While performing the role of an Arab terrorist wife, I forgot the Arabic phrases (nowhere near the Farsi language) and just began screaming a favourite Baha’i poem (in Arabic) as though it was a litany of insults. My Arab stage “husband” was not amused!

Who are your biggest inspirations in the industry and why?
Social change writers: Athol Fugard (Master Harold and His Boys), Yazmina Reza (Skylight), Harper Lee (To Kill a Mockingbird), and totally not in the same category but a guilty pleasure, Nick Hornby (High Fidelity).

Do you have any pre-show rituals?
Pray. Sing. Pray. And play with my five year old daughter, who reminds me to keep it real.

What other acts are you looking forward to seeing at Edinburgh Fringe?
Simon Callow one-man show.
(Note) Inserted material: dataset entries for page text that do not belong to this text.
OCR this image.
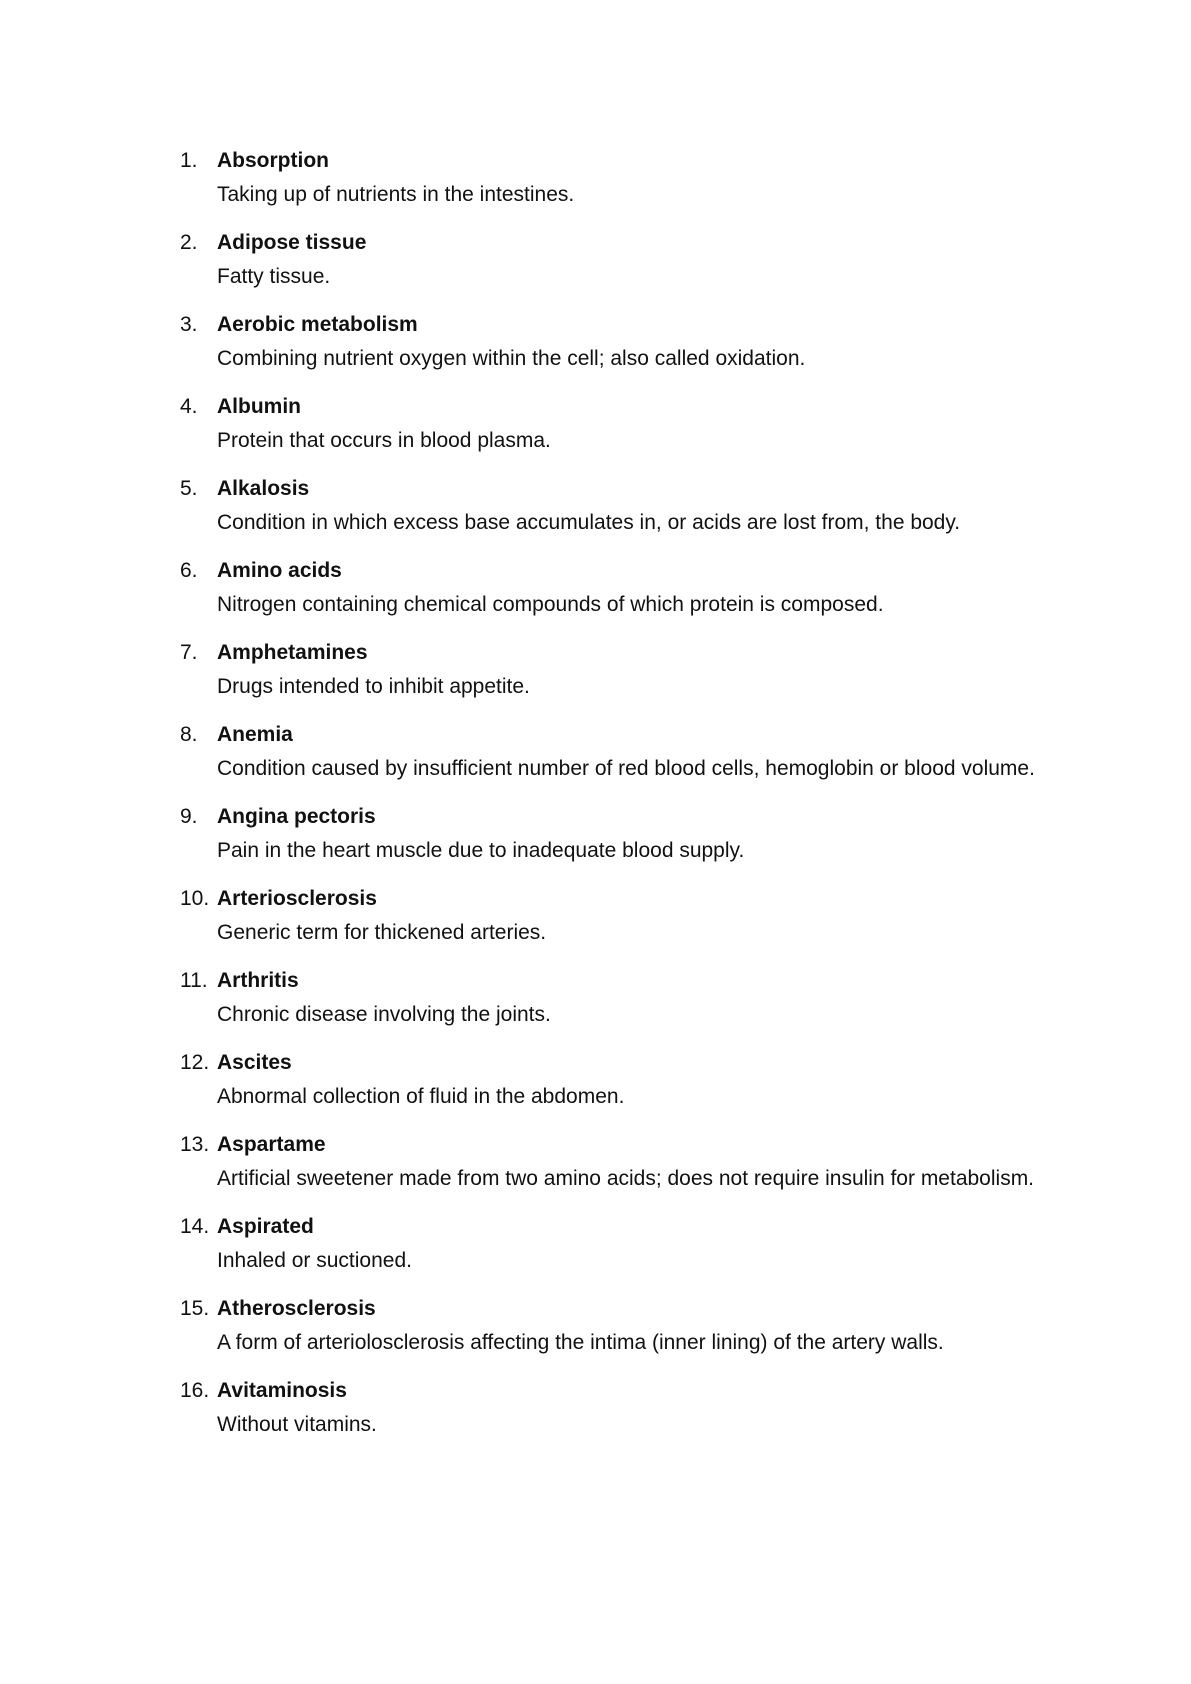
1. Absorption
Taking up of nutrients in the intestines.
2. Adipose tissue
Fatty tissue.
3. Aerobic metabolism
Combining nutrient oxygen within the cell; also called oxidation.
4. Albumin
Protein that occurs in blood plasma.
5. Alkalosis
Condition in which excess base accumulates in, or acids are lost from, the body.
6. Amino acids
Nitrogen containing chemical compounds of which protein is composed.
7. Amphetamines
Drugs intended to inhibit appetite.
8. Anemia
Condition caused by insufficient number of red blood cells, hemoglobin or blood volume.
9. Angina pectoris
Pain in the heart muscle due to inadequate blood supply.
10. Arteriosclerosis
Generic term for thickened arteries.
11. Arthritis
Chronic disease involving the joints.
12. Ascites
Abnormal collection of fluid in the abdomen.
13. Aspartame
Artificial sweetener made from two amino acids; does not require insulin for metabolism.
14. Aspirated
Inhaled or suctioned.
15. Atherosclerosis
A form of arteriolosclerosis affecting the intima (inner lining) of the artery walls.
16. Avitaminosis
Without vitamins.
A favourite actor.

Why do you think people should come and see your show over the thousands of others on at the fringe?
We are living in the most challenging and, arguably, exciting time in human history, when mankind is coming of age and undergoing the convulsions of adolescence. Henry Box Brown converges upon this “stage” of time in society, by striking a chord at the very soul of the question of who we are as humanity, and who we want to be.

It is also a first ever musical that not only tells an untold American story but fuses together a tapestry of the most riveting and rare collection of negro spirituals.